The local ad market remains vastly underpenetrated relative to search, social media, or even online video, and this is one reason why large internet companies are moving into this space given its higher expected growth prospects. However, the local ad space also presents another challenge in that the customers, which consist of mostly SMEs, do not have a consistent budget on advertising and their average spend remains well below that of the national advertisers. For example, my contact who works at a national global ad company told me that average monthly spend for an ad package could be as low as $20/month to as high as $800/month. The unstable nature of the SME business also adds to that inconsistency. That said, I believe companies with deep local ties such as GRPN that has been in this space for an extended period, will continue to operate better than the larger players.

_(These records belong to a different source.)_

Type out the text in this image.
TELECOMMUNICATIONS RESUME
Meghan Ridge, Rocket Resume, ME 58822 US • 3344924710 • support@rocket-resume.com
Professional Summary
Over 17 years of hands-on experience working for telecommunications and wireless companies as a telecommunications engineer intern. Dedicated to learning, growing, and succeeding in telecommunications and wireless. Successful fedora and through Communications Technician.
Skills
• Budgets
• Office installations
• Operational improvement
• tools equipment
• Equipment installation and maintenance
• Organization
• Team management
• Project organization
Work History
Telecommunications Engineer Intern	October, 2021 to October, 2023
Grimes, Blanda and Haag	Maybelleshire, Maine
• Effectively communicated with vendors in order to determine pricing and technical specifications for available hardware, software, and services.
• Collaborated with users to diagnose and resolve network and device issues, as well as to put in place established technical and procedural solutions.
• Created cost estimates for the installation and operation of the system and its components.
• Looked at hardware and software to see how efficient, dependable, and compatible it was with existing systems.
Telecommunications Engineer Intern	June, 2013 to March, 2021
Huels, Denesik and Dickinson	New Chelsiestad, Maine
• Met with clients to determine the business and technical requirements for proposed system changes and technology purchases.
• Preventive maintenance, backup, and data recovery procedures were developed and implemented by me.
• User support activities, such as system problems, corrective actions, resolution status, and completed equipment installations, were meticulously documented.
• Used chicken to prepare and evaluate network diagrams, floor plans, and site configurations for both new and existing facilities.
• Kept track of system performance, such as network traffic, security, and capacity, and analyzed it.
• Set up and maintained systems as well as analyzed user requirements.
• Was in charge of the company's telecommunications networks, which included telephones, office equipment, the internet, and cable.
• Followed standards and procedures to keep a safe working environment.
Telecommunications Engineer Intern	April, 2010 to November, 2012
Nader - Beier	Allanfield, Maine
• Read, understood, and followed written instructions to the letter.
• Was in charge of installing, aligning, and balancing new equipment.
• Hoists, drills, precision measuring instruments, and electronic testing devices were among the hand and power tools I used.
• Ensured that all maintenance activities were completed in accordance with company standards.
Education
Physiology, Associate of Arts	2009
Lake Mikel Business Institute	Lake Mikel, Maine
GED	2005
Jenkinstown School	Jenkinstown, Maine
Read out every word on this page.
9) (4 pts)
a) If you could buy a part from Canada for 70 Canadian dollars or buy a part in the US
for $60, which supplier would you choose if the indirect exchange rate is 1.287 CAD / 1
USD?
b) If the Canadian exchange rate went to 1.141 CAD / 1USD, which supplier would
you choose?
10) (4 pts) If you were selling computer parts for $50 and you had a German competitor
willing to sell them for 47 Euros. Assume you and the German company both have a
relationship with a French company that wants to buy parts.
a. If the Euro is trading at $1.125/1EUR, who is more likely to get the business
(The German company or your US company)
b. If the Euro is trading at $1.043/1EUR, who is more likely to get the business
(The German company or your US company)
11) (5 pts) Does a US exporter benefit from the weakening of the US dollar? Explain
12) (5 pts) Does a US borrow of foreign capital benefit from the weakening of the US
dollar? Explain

The near-term spending on customer acquisition and restructuring of the international operations will be necessary for GRPN to get on the path to recovery. Last quarter clearly showed that customer growth on a q/q basis has stalled so investors can expect additional marketing spend to weigh in on profit. The new CEO Williams is expected to invest $150m - $200m in incremental marketing on customer acquisition and much of the market remains in a wait-and-see mode.
Consensus expects flat EPS and $845m in revenue. Consensus expectations have been drastically reset over the past few quarters and at 18x FY17 EPS the stock looks reasonably attractive and there is minimal downside from this point on.
As GRPN continues to invest in its platform and improve demand generation vs. supply push, several factors will make me more constructive on the shares. First, backing out of the unprofitable international market and/or asset sale of poor performing segments, second, margin improvement in the Goods segment by focusing more on profitability rather than scale, and finally, improving ROI from its latest marketing push.
Conclusion, I am bullish on GRPN and see it to be a contender in North America's O2O space.
Disclosure: I/we have no positions in any stocks mentioned, and no plans to initiate any positions within the next 72 hours.